P. JTK: L’Islam è arrivato in Centrafrica verso la metà del XIX secolo. È stato introdotto nel nord del paese da commercianti musulmani isolati, venuti dai paesi vicini (Ciad, Camerun, Nigeria, Sudan). Approfittando delle vie di comunicazioni terrestri, create tra il 1908 e il 1958 dai coloni francesi, la popolazione musulmana si è massicciamente spostata dal nord verso il sud del paese. L’Islam si è anzitutto propagato per mezzo dei commercianti, poi dei popoli itineranti dediti alla pastorizia, degli immigrati da Ciad, Nigeria, Camerun, Sudan, Mali, Senegal, Yemen, Libano, ma anche dei mercanti di schiavi che non esitavano a utilizzare la forza e le razzie. Oggi i musulmani frequentano moschee diverse. Certe moschee accolgono musulmani originari della stessa nazione o appartenenti alla stessa corrente. Personalmente non conosco le diverse correnti islamiche presenti in Centrafrica, né il loro atteggiamento nei confronti della pace. Ma temo l’esistenza di gruppi radicali, ansiosi di fare dell’Africa la terra dell’Islam.
D.: Ci sono testimonianze di collaborazione islamo-cristiana che il Centrafrica può offrire al mondo?


P. JTK: Il 30 novembre 2015, durante il suo incontro con la comunità musulmana alla Moschea Centrale di Bangui, papa Fancesco disse: “In questi tempi drammatici, i responsabili religiosi cristiani e musulmani hanno voluto innalzarsi al livello delle sfide del momento. Hanno svolto un ruolo importante per riportare l’armonia e la fraternità tra tutti.” Questa ricerca della pace si è fatta nel quadro della “Piattaforma delle Confessioni Religiose del Centrafrica” (PCRC), che raggruppa cristiani e musulmani.

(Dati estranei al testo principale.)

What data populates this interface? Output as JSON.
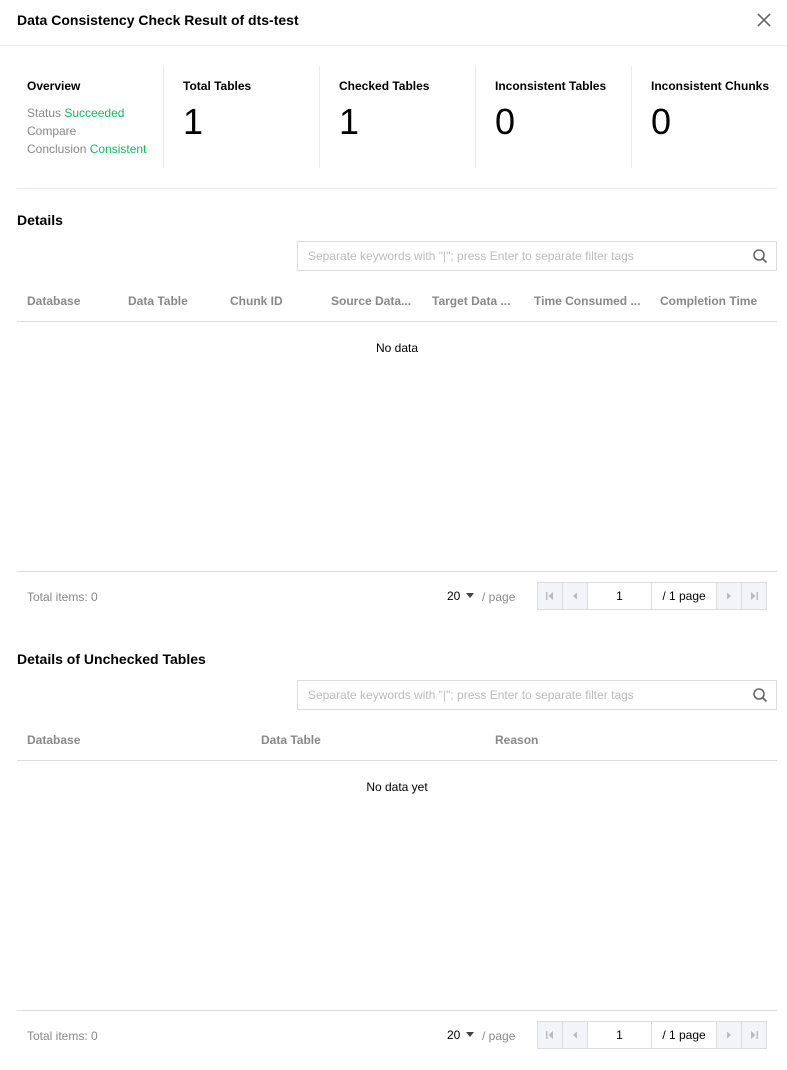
{
  "dialog": {
    "title": "Data Consistency Check Result of dts-test"
  },
  "overview": {
    "label": "Overview",
    "status_label": "Status",
    "status_value": "Succeeded",
    "compare_label": "Compare",
    "conclusion_label": "Conclusion",
    "conclusion_value": "Consistent",
    "stats": [
      {
        "label": "Total Tables",
        "value": "1"
      },
      {
        "label": "Checked Tables",
        "value": "1"
      },
      {
        "label": "Inconsistent Tables",
        "value": "0"
      },
      {
        "label": "Inconsistent Chunks",
        "value": "0"
      }
    ]
  },
  "details": {
    "title": "Details",
    "search_placeholder": "Separate keywords with \"|\"; press Enter to separate filter tags",
    "columns": [
      "Database",
      "Data Table",
      "Chunk ID",
      "Source Data...",
      "Target Data ...",
      "Time Consumed ...",
      "Completion Time"
    ],
    "empty_text": "No data",
    "total_items": "Total items:  0",
    "page_size": "20",
    "per_page": "/ page",
    "current_page": "1",
    "total_pages": "/ 1 page"
  },
  "unchecked": {
    "title": "Details of Unchecked Tables",
    "search_placeholder": "Separate keywords with \"|\"; press Enter to separate filter tags",
    "columns": [
      "Database",
      "Data Table",
      "Reason"
    ],
    "empty_text": "No data yet",
    "total_items": "Total items:  0",
    "page_size": "20",
    "per_page": "/ page",
    "current_page": "1",
    "total_pages": "/ 1 page"
  },
  "colors": {
    "success": "#0abf5b",
    "muted": "#888888",
    "border": "#dcdcdc"
  }
}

La PCRC ha due obiettivi principali: contribuire a migliorare l’ambiente socio-politico e culturale nel paese, e infondere una visione religiosa che richiami la coesione nazionale e la pace.
D.: La SMA è presente in Centrafrica da molto tempo. Quali sono i suoi ambiti di missione oggi?

P. JTK: In Centrafrica la SMA lavora in tre diocesi: Bangui, Berberati e Bossangoa. A Berberati i missionari SMA sono tutti a servizio del popolo dei pigmei, un popolo autoctono spesso oppresso e emarginato. Promuovono lo sviluppo integrale di questo popolo, e gli annunciano la Buona Novella. Lo aiutano nel suo processo di sedentarizzazione, nell’istruzione, nella sanità, nella coltivazione dei campi. A Bangui, nelle due parrocchie affidate alla SMA, i missionari promuovono l’educazione, con un’attenzione particolare ai più sfavoriti.

Gestiscono anche un ambulatorio medico, per assicurare le cure di base alle famiglie povere. Hanno anche creato un’associazione chiamata “Associazione Madre Teresa”, per sostenere le donne, gli orfani e i bambini sieropositivi.